In 1962, the alarming previsions of the Club de Rome and the reassuring forecasts of the Sciences Academy of Russia had made futurology fashionable among scholars. The author had to review a book by Nobel Prize Thomson, whose the frank title was The Foreseeable Future. Nothing – or almost nothing – turned out to come true in the end. Yet, at the same time, the author's Le Nouvel Age, which did not allow itself any anticipation, was content with seeing the present of the era to exhibit solely novel processes and objects, and supposed that, in a biological, technical and semiotical Evolution, the truly new has greater chances of belonging to breakthroughs, albeit under unforseeable forms and restrictions. Today, almost half a century later, Le Nouvel Age can still be read without laughing, because of its descriptive character in the present tense, for instance when it considers that the passage from energy machines to the information machines during the Second World War was a major anthropogenic hinge. Without deeming it good or bad, and recalling that a modification of that extent can give way to results that will one day be incompatible among one another, hence self-destructive. (Anthropogénies locales, Phylogenèse, Priorité de la technique, Le Nouvel Age, 1962)


Since 1980, the Anthropogeny has further radicalized this mere descriptive intention of the Nouvel Age. Its aim is to go back (as much as possible) into the morals (habits) of the Universe and the ways of the Living as such, stressing the specificities of Homo, in particular its singular faculty of an angular Primate, which is thereby angularizing, orthogonalizing, indicializing and indexating, etc… with the innovative and paranoid possibilities and innovative restrictions hence implied.


Today, this epistemological and ontological attitude takes on a new interest, since prejudicial questions concerning the Living – and even the Planet Earth – rear their heads in every domain, and that globalized media make this questioning shared by almost everyone. It is no more too abstract to look at the Atlantic Gulf Stream and the Pacific Humboldt Stream to know that their salt content is either increasing or decreasing, and that they are either slowing down or accelerating, or even to perceive that everything known decidedly 'humane', or neolithic, occurred in a short Interglacial Period that begun 13;000 years ago.

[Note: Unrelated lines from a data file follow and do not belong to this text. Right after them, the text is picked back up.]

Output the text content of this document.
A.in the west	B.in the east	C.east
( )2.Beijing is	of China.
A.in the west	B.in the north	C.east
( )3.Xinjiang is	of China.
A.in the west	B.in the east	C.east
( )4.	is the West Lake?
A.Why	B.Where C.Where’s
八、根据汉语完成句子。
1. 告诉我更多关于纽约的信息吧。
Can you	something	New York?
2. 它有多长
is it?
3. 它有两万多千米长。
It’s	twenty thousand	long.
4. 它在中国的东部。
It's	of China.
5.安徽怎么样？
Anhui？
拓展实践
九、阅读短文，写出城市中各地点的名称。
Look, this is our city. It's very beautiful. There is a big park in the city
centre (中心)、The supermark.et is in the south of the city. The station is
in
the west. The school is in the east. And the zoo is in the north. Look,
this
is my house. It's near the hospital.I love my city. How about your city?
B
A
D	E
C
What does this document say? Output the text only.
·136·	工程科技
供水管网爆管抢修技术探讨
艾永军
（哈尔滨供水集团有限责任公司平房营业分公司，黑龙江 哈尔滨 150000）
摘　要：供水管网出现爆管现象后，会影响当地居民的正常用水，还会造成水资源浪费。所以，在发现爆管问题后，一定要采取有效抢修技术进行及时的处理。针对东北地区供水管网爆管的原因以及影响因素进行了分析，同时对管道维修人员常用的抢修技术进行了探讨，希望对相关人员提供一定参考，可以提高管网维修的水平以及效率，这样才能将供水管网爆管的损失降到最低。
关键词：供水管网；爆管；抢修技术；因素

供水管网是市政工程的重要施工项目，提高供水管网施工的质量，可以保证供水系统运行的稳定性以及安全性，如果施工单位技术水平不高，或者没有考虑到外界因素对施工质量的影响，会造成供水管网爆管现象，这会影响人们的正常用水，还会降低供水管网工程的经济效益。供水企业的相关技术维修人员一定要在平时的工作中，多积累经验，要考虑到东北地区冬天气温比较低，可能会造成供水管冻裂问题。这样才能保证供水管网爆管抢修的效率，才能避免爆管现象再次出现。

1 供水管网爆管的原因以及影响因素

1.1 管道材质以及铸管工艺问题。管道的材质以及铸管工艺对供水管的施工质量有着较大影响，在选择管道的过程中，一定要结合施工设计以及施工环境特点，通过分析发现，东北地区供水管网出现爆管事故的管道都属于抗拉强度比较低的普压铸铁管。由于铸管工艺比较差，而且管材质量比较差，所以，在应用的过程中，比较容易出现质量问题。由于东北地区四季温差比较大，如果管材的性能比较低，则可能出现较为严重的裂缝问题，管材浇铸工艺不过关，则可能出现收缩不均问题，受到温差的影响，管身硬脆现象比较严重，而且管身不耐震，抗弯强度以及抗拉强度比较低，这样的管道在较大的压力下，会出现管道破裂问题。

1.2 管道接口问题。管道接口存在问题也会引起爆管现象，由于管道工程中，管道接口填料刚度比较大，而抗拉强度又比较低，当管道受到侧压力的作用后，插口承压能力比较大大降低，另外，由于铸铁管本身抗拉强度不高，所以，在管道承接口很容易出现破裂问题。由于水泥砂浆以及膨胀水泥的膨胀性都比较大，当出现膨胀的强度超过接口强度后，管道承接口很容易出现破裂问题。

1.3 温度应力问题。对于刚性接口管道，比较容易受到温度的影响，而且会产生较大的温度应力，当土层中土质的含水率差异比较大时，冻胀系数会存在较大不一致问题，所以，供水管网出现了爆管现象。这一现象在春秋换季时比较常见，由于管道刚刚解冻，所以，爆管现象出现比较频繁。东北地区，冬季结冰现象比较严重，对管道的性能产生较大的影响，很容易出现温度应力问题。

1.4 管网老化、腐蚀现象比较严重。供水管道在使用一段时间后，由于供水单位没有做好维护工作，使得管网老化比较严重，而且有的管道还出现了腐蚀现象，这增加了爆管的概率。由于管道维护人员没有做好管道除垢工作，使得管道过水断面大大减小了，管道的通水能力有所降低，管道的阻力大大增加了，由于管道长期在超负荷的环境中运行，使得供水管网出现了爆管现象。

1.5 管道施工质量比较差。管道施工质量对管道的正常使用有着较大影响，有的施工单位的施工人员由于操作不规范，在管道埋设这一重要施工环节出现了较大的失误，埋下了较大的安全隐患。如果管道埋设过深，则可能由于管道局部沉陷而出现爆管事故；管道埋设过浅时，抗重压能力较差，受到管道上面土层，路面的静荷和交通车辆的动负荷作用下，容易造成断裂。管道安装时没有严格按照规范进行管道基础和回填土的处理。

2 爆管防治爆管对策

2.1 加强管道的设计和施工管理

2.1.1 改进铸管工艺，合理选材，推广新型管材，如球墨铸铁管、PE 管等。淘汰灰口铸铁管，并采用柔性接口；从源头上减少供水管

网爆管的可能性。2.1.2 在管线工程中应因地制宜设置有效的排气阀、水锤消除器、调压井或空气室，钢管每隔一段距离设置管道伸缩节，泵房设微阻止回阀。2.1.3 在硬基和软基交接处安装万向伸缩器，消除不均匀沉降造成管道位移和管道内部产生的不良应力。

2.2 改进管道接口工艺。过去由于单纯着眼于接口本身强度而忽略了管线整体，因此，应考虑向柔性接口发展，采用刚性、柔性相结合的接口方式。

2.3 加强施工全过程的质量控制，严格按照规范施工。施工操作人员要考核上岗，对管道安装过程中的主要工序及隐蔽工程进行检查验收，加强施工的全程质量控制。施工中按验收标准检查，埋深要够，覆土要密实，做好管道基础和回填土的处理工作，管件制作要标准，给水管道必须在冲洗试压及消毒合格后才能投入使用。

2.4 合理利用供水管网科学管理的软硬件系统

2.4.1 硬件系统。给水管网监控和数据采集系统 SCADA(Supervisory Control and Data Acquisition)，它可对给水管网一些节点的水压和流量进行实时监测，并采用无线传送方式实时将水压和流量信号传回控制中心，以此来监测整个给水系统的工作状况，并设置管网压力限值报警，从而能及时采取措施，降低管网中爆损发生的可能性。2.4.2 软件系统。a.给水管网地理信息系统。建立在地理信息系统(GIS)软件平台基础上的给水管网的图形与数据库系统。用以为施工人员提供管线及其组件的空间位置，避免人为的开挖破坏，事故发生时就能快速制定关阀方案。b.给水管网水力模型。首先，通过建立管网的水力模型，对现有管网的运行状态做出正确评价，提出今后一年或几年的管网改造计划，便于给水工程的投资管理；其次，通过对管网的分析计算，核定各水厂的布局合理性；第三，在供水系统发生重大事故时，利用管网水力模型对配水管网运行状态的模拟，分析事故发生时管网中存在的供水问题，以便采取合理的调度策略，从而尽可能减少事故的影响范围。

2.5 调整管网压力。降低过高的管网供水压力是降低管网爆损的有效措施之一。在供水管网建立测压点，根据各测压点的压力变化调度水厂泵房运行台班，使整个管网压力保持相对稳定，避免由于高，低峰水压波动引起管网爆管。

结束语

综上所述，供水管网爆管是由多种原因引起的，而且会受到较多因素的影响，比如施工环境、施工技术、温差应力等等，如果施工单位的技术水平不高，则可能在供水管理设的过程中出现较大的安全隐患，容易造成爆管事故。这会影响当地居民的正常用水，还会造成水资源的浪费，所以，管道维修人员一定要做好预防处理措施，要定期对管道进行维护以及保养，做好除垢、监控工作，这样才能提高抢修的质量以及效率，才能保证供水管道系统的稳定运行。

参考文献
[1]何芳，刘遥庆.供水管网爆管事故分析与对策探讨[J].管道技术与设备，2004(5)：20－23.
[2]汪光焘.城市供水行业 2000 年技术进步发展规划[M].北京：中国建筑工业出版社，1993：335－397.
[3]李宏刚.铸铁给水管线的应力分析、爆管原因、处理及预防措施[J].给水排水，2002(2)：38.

Our cosmological situation is made even more tense biologically that Homo sapiens sapiens is a sub-species that (since the disappearance of the Neanderthal man around 25.000 years ago) exhausted its species (Homo sapiens sapien) and even its genre (Homo), hence limiting its natural capacities of adaptation. These questions and answers change every day, every hour, and innumerable teams and publications delve on it, trying to crossover the longest term with the shortest as they are increasingly intricated. An Anthropogeny should not meddle in it.


However, it can be not only speculative but also useful envisaging the initial and congenital faculties that Homo would have when faced with extreme situations. In reason of their extremity itself. The angular primate, who is primarily lat. indicializing and lat. indexating, nourishes short and paranoid visions in an almost invincible manner. Yet, at the same time he is possibilizing. And thus it is not completely excluded that, under the effect of extremely violent questioning, he should display aptitudes of attention and cooperation unknown until now. From the beginning of the times on, his madness was technically and scientifically so limited that, when he was delirious, his 'Mother Nature' could reestablish a sufficiently viable order sooner than later, and that he had no need to dig himself into his last resources, even in the event of a black plague. Today, his delirious powers are quasi illimited technically and semiotically. With almost irreversible mad consequences. But, why not, for unknown resiliences too.


Around thirty years ago, a hadful of top scientists were asked whether they believed that, at the same time in the Universe, there could be civilisations of our kind. A frequent reply sounded that it was not excluded, but that any civilisation that had reached the stage of ours was probably fatally self-destructive. Today's Homo could well have to verify the part of truth and error in that intimidating statement sooner than he thinks.